Shavu'ot

The Jewish celebration of Shavu’ot, the Festival of Weeks, starts this evening commemorating the giving of the Torah at Mount Sinai.

Shavu’ot actually holds both an agricultural and a historical significance. Agriculturally, the holiday celebrates the first time fruits were harvested and brought to the Temple; therefore, it is also known as Hag ha-Bikkurim or the Festival of the First Fruits. Historically, Shavu’ot commemorates the giving of the Torah and, therefore, is also known as Hag Matan Torateinu, or the Festival of the Giving of Our Torah.

The day is related to the Christian celebration of the Pentecost as, like the Pentecost, it is not celebrated on a specific calendar date. Rather, it is celebrated 50 days after Passover.

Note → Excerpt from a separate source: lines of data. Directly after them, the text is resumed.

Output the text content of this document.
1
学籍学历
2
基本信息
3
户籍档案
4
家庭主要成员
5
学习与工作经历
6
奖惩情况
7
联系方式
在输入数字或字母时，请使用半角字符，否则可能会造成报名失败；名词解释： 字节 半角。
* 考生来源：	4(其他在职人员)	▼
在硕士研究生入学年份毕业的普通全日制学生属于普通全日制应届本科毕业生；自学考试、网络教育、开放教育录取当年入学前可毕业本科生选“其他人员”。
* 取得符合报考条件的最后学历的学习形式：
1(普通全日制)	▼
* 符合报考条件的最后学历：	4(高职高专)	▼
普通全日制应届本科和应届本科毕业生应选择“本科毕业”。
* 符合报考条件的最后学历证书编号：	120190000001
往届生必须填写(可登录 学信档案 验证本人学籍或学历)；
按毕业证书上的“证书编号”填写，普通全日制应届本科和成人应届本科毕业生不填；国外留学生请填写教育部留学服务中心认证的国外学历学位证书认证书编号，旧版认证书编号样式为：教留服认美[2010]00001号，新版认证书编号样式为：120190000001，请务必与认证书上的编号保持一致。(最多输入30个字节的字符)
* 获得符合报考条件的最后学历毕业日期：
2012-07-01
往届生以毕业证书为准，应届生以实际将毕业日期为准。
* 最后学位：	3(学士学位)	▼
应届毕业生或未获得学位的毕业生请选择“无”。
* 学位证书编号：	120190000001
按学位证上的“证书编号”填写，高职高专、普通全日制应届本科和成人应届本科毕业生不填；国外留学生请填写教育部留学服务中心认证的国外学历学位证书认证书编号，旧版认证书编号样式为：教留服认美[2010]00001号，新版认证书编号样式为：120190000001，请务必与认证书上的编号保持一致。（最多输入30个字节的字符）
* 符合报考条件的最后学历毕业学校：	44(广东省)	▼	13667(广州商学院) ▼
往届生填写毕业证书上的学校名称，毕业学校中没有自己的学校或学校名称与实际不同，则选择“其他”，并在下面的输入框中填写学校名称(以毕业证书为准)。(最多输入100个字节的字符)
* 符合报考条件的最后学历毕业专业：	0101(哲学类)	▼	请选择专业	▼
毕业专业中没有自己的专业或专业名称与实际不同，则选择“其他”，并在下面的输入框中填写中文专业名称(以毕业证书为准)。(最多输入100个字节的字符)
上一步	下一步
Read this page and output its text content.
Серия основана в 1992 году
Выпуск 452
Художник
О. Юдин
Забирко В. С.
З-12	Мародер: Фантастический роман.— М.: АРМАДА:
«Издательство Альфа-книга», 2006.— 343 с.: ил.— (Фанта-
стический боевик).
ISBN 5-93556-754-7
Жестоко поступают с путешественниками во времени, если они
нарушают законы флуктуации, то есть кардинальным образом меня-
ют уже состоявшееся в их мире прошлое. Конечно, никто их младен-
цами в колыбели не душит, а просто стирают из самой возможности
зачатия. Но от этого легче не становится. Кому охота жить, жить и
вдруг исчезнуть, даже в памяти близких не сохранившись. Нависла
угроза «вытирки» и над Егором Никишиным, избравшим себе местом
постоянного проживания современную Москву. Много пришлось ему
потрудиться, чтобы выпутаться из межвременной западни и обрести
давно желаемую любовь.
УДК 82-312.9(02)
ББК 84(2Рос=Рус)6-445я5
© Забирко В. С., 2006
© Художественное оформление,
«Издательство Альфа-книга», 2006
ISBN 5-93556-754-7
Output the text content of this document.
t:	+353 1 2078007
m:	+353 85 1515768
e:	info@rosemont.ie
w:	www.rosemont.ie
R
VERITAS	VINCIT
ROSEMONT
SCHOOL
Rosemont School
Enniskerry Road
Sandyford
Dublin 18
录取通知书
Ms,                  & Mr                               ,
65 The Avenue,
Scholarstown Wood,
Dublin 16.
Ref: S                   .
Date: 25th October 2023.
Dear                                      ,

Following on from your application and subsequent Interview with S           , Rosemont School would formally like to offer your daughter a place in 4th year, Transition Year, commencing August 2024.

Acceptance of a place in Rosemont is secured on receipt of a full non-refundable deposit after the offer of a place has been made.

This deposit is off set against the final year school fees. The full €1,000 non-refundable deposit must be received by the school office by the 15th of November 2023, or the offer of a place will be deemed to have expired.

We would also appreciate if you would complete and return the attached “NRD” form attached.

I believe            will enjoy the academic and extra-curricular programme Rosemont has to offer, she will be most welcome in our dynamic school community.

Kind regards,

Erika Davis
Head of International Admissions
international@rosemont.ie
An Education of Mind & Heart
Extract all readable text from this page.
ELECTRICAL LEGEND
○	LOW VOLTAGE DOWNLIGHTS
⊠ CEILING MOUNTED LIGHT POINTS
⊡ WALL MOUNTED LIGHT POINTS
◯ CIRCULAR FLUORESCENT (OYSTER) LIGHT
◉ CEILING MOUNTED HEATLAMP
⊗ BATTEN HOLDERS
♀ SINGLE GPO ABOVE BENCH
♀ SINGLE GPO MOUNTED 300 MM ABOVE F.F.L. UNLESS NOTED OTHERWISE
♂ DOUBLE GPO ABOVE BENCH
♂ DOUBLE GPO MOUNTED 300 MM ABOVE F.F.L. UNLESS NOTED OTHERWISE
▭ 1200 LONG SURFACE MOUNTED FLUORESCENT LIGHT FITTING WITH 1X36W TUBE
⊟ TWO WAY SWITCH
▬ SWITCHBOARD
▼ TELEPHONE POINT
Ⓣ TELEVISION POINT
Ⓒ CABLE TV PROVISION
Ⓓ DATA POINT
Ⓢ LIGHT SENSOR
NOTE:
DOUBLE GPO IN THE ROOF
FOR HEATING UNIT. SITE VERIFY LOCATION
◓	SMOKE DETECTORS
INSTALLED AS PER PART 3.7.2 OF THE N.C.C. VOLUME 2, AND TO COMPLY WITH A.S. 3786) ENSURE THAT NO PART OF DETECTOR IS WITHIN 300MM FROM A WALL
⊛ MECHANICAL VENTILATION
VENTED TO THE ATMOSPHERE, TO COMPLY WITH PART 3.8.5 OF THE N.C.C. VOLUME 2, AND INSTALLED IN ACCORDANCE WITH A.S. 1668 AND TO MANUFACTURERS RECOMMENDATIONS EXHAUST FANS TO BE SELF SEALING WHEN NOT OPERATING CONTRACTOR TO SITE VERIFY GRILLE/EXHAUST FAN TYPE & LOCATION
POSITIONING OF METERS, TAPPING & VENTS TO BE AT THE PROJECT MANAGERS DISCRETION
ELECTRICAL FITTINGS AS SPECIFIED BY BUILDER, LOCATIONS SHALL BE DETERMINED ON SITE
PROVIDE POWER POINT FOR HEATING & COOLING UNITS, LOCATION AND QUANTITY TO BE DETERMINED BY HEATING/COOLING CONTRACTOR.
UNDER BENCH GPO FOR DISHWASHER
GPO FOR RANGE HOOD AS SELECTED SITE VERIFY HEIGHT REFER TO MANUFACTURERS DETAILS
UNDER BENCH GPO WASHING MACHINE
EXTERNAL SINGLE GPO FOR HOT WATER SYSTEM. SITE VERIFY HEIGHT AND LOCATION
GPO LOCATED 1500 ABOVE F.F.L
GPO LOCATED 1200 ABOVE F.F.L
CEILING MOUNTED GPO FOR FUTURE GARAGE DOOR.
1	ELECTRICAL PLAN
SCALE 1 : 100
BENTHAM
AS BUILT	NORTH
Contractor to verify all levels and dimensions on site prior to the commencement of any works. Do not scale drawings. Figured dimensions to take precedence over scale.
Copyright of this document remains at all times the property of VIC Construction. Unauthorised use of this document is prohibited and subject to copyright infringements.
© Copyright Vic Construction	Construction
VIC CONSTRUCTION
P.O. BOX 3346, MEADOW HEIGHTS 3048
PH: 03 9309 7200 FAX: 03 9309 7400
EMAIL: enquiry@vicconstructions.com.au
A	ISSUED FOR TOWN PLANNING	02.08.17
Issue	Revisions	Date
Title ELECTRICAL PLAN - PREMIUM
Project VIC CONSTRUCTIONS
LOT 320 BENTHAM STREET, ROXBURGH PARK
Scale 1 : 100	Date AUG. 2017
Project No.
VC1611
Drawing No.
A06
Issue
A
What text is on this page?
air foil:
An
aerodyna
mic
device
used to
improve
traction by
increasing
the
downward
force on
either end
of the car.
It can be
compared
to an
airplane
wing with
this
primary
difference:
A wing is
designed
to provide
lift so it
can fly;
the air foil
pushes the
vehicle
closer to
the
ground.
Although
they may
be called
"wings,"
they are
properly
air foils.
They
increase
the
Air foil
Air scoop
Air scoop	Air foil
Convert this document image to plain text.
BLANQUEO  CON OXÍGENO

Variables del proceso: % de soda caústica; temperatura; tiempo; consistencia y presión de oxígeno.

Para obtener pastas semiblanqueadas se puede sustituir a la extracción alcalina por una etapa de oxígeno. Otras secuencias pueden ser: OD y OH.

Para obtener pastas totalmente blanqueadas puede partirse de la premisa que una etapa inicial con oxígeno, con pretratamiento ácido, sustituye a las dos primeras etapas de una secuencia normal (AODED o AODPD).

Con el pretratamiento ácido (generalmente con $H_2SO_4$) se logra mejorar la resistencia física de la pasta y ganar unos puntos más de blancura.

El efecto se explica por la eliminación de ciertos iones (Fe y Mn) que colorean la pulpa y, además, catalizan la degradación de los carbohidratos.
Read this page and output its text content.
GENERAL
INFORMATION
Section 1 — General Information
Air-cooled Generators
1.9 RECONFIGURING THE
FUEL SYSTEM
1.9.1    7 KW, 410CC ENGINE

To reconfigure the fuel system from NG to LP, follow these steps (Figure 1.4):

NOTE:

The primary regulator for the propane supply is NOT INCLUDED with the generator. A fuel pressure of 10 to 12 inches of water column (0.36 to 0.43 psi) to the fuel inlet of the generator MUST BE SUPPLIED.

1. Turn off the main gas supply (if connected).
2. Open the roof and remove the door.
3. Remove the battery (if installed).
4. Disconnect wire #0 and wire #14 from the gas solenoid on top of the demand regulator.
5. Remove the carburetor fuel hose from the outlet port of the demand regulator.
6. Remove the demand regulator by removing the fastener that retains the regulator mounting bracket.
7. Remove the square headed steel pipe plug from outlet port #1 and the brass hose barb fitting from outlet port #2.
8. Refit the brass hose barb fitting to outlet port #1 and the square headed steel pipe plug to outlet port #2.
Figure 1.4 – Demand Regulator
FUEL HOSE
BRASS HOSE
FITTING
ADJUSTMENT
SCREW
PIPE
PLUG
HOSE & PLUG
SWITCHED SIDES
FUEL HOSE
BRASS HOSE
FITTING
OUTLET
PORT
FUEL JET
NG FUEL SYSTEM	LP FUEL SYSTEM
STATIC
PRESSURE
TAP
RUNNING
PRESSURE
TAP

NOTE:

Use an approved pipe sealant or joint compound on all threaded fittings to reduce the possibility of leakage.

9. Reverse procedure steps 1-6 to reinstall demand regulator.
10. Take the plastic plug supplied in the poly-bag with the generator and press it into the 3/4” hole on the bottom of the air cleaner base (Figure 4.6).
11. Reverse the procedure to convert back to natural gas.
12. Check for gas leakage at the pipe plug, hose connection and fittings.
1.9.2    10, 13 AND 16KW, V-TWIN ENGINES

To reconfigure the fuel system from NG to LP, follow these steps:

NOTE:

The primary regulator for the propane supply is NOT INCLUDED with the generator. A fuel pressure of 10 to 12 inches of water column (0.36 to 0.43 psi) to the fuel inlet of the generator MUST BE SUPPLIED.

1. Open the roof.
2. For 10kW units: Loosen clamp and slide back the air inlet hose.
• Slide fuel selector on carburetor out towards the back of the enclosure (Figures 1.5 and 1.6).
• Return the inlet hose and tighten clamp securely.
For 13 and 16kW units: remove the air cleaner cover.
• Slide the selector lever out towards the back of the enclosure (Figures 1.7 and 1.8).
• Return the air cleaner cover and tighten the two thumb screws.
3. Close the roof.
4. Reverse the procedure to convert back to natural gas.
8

To add to the confusion, Hellenistic Jews also named the holiday Pentecost because of the 50 day separation.

Similar to traditions observed for other holidays, work is not allowed on Shavu’ot. Also, the reading of the religious poem Akdamut has become a common practice on the first day of the Festival of Weeks as it largely celebrates the Torah.

Unlike Passover, meals are not carefully planned in the Torah for Shavu’ot. That being said, however, the holiday has had close ties to dairy meals such as cheese blintzes, cheese cakes, and cheese kreplach. Although no specific reason is known for why dairy meals are traditionally eaten during this time, one common theory is that they refer to the Israelites being promised the “land of milk and honey.” Another belief is that because the Israelites had not needed to follow kosher rules, dairy foods were the first readily available kosher meals after being given the Torah.

In a celebration of the Torah, many Jews stay awake all night studying it to show their love and appreciation. This observance is known as Tikkun Leil Shavuot. The act of staying up the whole night is also done in reference to the day the Jews originally were given the Torah as they had accidentally overslept, and Moses had to them all up. By staying awake, modern Jews guarantee that they will not oversleep on this day.